The goal with all these profiles is to concentrate contact into a narrow band to increase the efficiency of the scraping action. As the name implies, a tapered outer profile is narrower at the top than at the bottom, while a stepped ring profile has what looks like a notch in the cross-section, oriented toward the direction of travel on the downstroke.
A Napier ring, named for the famed British D. Napier & Son engineering firm that originally developed the profile, is actually undercut at an angle or even hook-shaped on the outside diameter, further decreasing the contact area and providing space for scavenged oil to escape, away from the cylinder bore. “In order, the most efficient scraper is Napier, followed by step, followed by taper. Run a Napier if it’s available in your bore size and suits the groove in the pistons,” Stevenson concludes of second-ring face shapes.
Gas ports are another way piston designers can manipulate how rings work. By allowing combustion pressure to access the backside of the top ring, they increase ring seal increasing power while reducing friction on the other three strokes.
Application Dictates the Details
What kind of a combination you are running will also influence the optimum choice for your ring package, including the second ring. “Thinner second rings are more prevalent in dry sump engines pulling gobs of pan vacuum,” Stevenson advises. “Naturally aspirated with no vacuum help, the ring should usually be 1.5mm or larger, while forced induction should err towards even-larger 1/16-inch rings.” Because crankcase vacuum helps ring seal across the board, it’s possible to get the desired results without working the second ring quite as hard.
“Of course, this is all relative to bore size; you can almost think of it as a ratio of ring size to bore size,” Stevenson cautions. “A big boost four-cylinder engine will control oil just fine with a 1.2mm ring, while a 4.600-inch-bore big-block would be happier with a 1/16-inch ring.
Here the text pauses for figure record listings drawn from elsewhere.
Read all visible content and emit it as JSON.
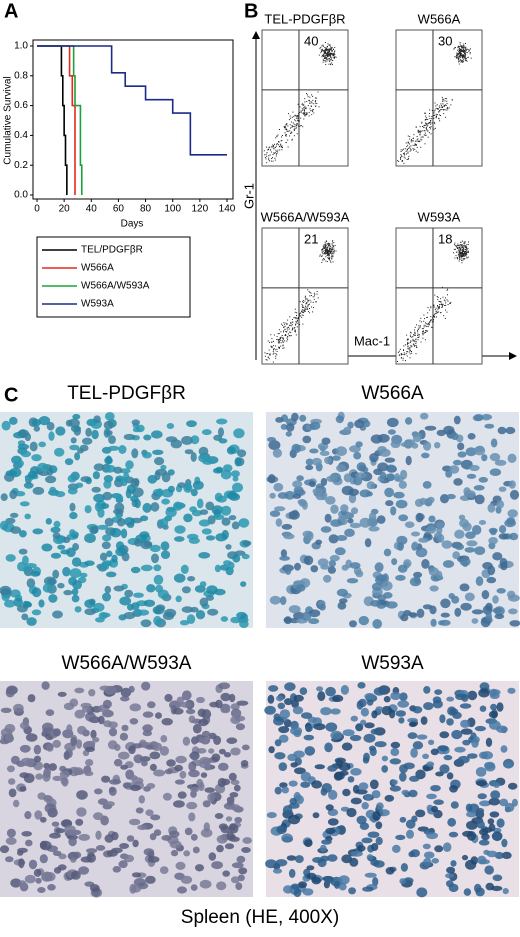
{
  "panel_labels": [
    "A",
    "B",
    "C"
  ],
  "chart_data": {
    "type": "line",
    "step": true,
    "x_label": "Days",
    "y_label": "Cumulative Survival",
    "xlim": [
      0,
      140
    ],
    "xticks": [
      0,
      20,
      40,
      60,
      80,
      100,
      120,
      140
    ],
    "ylim": [
      0,
      1.0
    ],
    "yticks": [
      {
        "value": 0,
        "label": "0.0"
      },
      0.2,
      0.4,
      0.6,
      0.8,
      {
        "value": 1.0,
        "label": "1.0"
      }
    ],
    "legend": "below",
    "series": [
      {
        "name": "TEL/PDGFβR",
        "color": "#000000",
        "x": [
          0,
          18,
          19,
          20,
          21,
          22
        ],
        "values": [
          1.0,
          0.8,
          0.6,
          0.4,
          0.2,
          0
        ]
      },
      {
        "name": "W566A",
        "color": "#e8281e",
        "x": [
          0,
          24,
          26,
          28
        ],
        "values": [
          1.0,
          0.8,
          0.6,
          0
        ]
      },
      {
        "name": "W566A/W593A",
        "color": "#1aa23a",
        "x": [
          0,
          27,
          28,
          32,
          33
        ],
        "values": [
          1.0,
          0.8,
          0.6,
          0.2,
          0
        ]
      },
      {
        "name": "W593A",
        "color": "#1c2a8a",
        "x": [
          0,
          55,
          65,
          80,
          100,
          113,
          140
        ],
        "values": [
          1.0,
          0.82,
          0.73,
          0.64,
          0.55,
          0.27,
          0.27
        ]
      }
    ]
  },
  "flow_cytometry": {
    "y_label": "Gr-1",
    "x_label": "Mac-1",
    "plots": [
      {
        "title": "TEL-PDGFβR",
        "percent": "40"
      },
      {
        "title": "W566A",
        "percent": "30"
      },
      {
        "title": "W566A/W593A",
        "percent": "21"
      },
      {
        "title": "W593A",
        "percent": "18"
      }
    ]
  },
  "histology": {
    "caption": "Spleen (HE, 400X)",
    "images": [
      {
        "title": "TEL-PDGFβR"
      },
      {
        "title": "W566A"
      },
      {
        "title": "W566A/W593A"
      },
      {
        "title": "W593A"
      }
    ]
  }
}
There are also substantial variables in crankcase efficiency when it comes to oil control. Modern engines with deep-skirted blocks, segmented oil pans, windage trays, and crank scraping/scavenging all have an effect on how much oil is thrown up into the cylinders. The more oil present, the harder the second ring’s job is.”
As you can see, second ring design and engineering is a complex subject, but fortunately, the experts at Wiseco have the collective experience in all forms of high-performance engine builds to provide you with sound advice for your particular needs. While we can’t cover everything in a single tech article, we hope that what you’ve learned here will help you to better understand the “why” behind a ring package’s specifications, and take full advantage of the knowledge on tap from Wiseco’s staff when putting together your own combination.
As with any other engine component, there are tons of different styles and ring materials that are suited to unique applications. Consulting an expert is always the best way to match rings to your engine build.
ed. note: This article was provided by Wiseco Pistons, and we felt that the editorial merit was worth sharing it with you.